А есть те, кто приходит и делает её возможной.

Майе пять лет. Она — мой смысл, мой воздух, моё доказательство того, что после самой тёмной ночи бывает такое утро, ради которого стоило не уснуть навсегда. И она пахнет яблочным пирогом.

Не потому что я пеку его каждое воскресенье — хотя да, пеку, мамин рецепт, корица и мёд вместо сахара, а потому что Майя сама пахнет теплом.

От неё пахнет утром, солнцем, тем видом счастья, который не нужно заслуживать. Которое просто есть. Как воздух. Как дыхание. Как то, что должно было быть со мной всегда, но пришло только сейчас, когда я перестала искать.

Она стоит на табуретке у кухонного стола, вся в муке — руки, нос, левая бровь, подол её любимого платья с розовыми сердечками. Волосы — светлые, мягкие, невесомые, как облачко, которое сбежало с неба и решило пожить в нашей квартире.

Глаза — огромные, голубые, с такой глубиной, что иногда мне кажется: она видит больше, чем взрослые. Видит то, что мы давно разучились замечать.

— Мама, тесто меня укусило! — она показывает палец, облепленный мукой и маслом.

— Тесто не кусается, Май.

— Ещё как кусается. Оно живое! Оно хочет стать пирогом, но боится духовки. Я его понимаю, я тоже боюсь, когда там всё раскалённое и гудит.
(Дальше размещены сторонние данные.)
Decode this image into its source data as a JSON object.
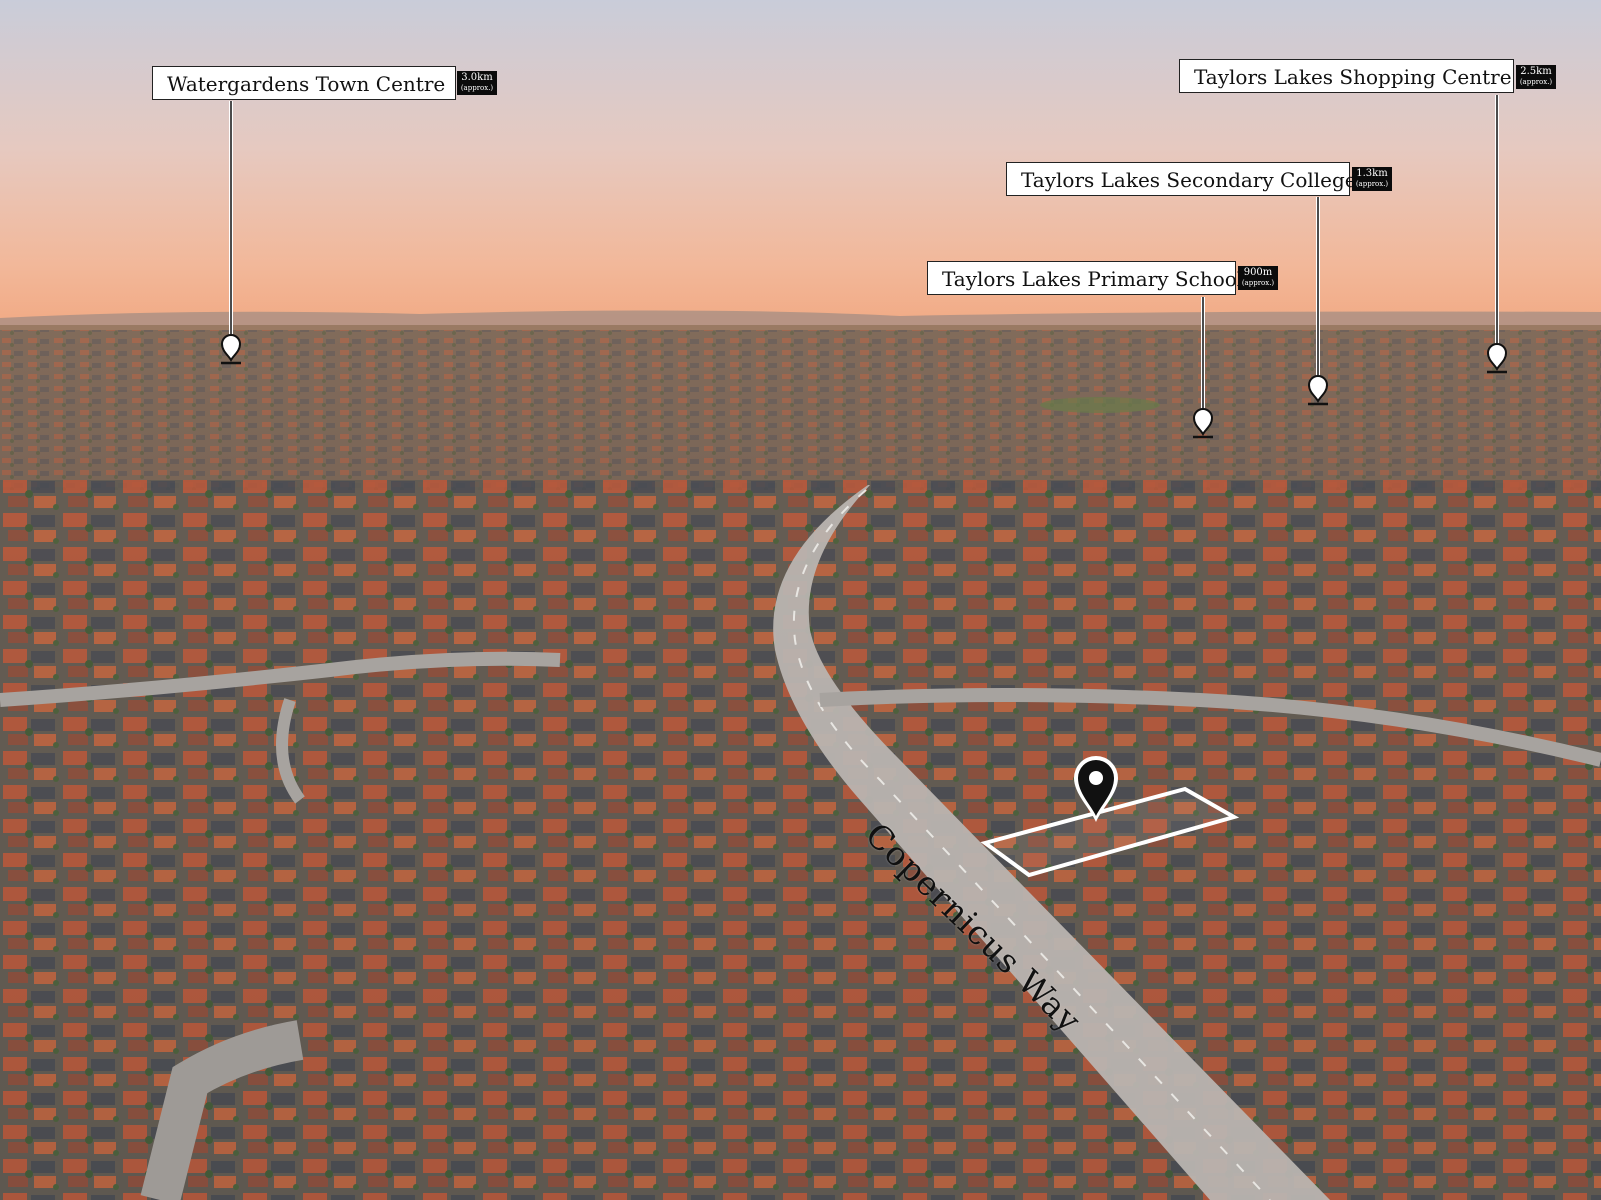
{
  "photo": {
    "subject": "Aerial suburban view at dusk",
    "sky_colors": [
      "#c9ccd9",
      "#e6c9c0",
      "#f2b89a",
      "#f1a983"
    ],
    "ground_colors": [
      "#8b6b55",
      "#6d5a4b",
      "#4f4a44"
    ],
    "road_color": "#b9b4b0",
    "roof_colors": [
      "#c2573a",
      "#b84a2e",
      "#3f4147",
      "#8c4d3b",
      "#5a3a32"
    ]
  },
  "poi_labels": [
    {
      "name": "Watergardens Town Centre",
      "distance": "3.0km",
      "approx": "(approx.)",
      "icon": "map-pin-icon"
    },
    {
      "name": "Taylors Lakes Shopping Centre",
      "distance": "2.5km",
      "approx": "(approx.)",
      "icon": "map-pin-icon"
    },
    {
      "name": "Taylors Lakes Secondary College",
      "distance": "1.3km",
      "approx": "(approx.)",
      "icon": "map-pin-icon"
    },
    {
      "name": "Taylors Lakes Primary School",
      "distance": "900m",
      "approx": "(approx.)",
      "icon": "map-pin-icon"
    }
  ],
  "street_name": "Copernicus Way",
  "property_marker": {
    "icon": "location-pin-icon",
    "outline_color": "#ffffff"
  }
}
Ей пять. Она разговаривает с тестом, с шахматными фигурами, с бездомными котами, с дождём за окном. Однажды я застала её на балконе — она сидела, подставив ладони, и шептала: «Спасибо, спасибо, я столько просила!» Я спросила, с кем она говорит. Она посмотрела на меня как на человека, который задал самый глупый вопрос во вселенной.

— С дождём, мама. Он же старается! Летит такой длинный путь, с самого неба, чтобы всех напоить. И цветочки, и деревья, и лужи сделать. Ему же грустно — все от него прячутся, открывают зонтики, убегают. И никто ему даже спасибо не говорит. Вот я и говорю!

У Майи есть способность — не дар, не талант, а именно способность, тихая, как её голос, — делать людей мягче.

Продавщица в булочной, вечно хмурая, с поджатыми губами и глазами, которые замечают только ценники, начинала улыбаться, когда Майя клала на прилавок монетку и говорила: «Мне, пожалуйста, вон ту булочку. Нет, не большую. Вон ту, маленькую, в углу. Которая кривенькая. Она же не виновата, что кривенькая! Ведь она всё равно вкусная внутри. Просто ей не повезло с формой. Все берут других, а она ждёт и ждёт. Я её заберу, ладно?»

Сосед с третьего этажа, который не здоровался ни с кем с момента заселения, однажды столкнулся с Майей у лифта. Она посмотрела на него снизу вверх — а у неё взгляд, от которого невозможно отвернуться, он проникает в тебя, как тёплый луч проникает в комнату через щель в шторах, — и сказала с серьёзным видом: «Здравствуйте! А знаете, у вас глаза грустные. Как у кота Леопольда, когда мы опаздываем с вкусняшками. Вас тоже вкусняшкой надо угостить! Вот скушайте срочно конфету!»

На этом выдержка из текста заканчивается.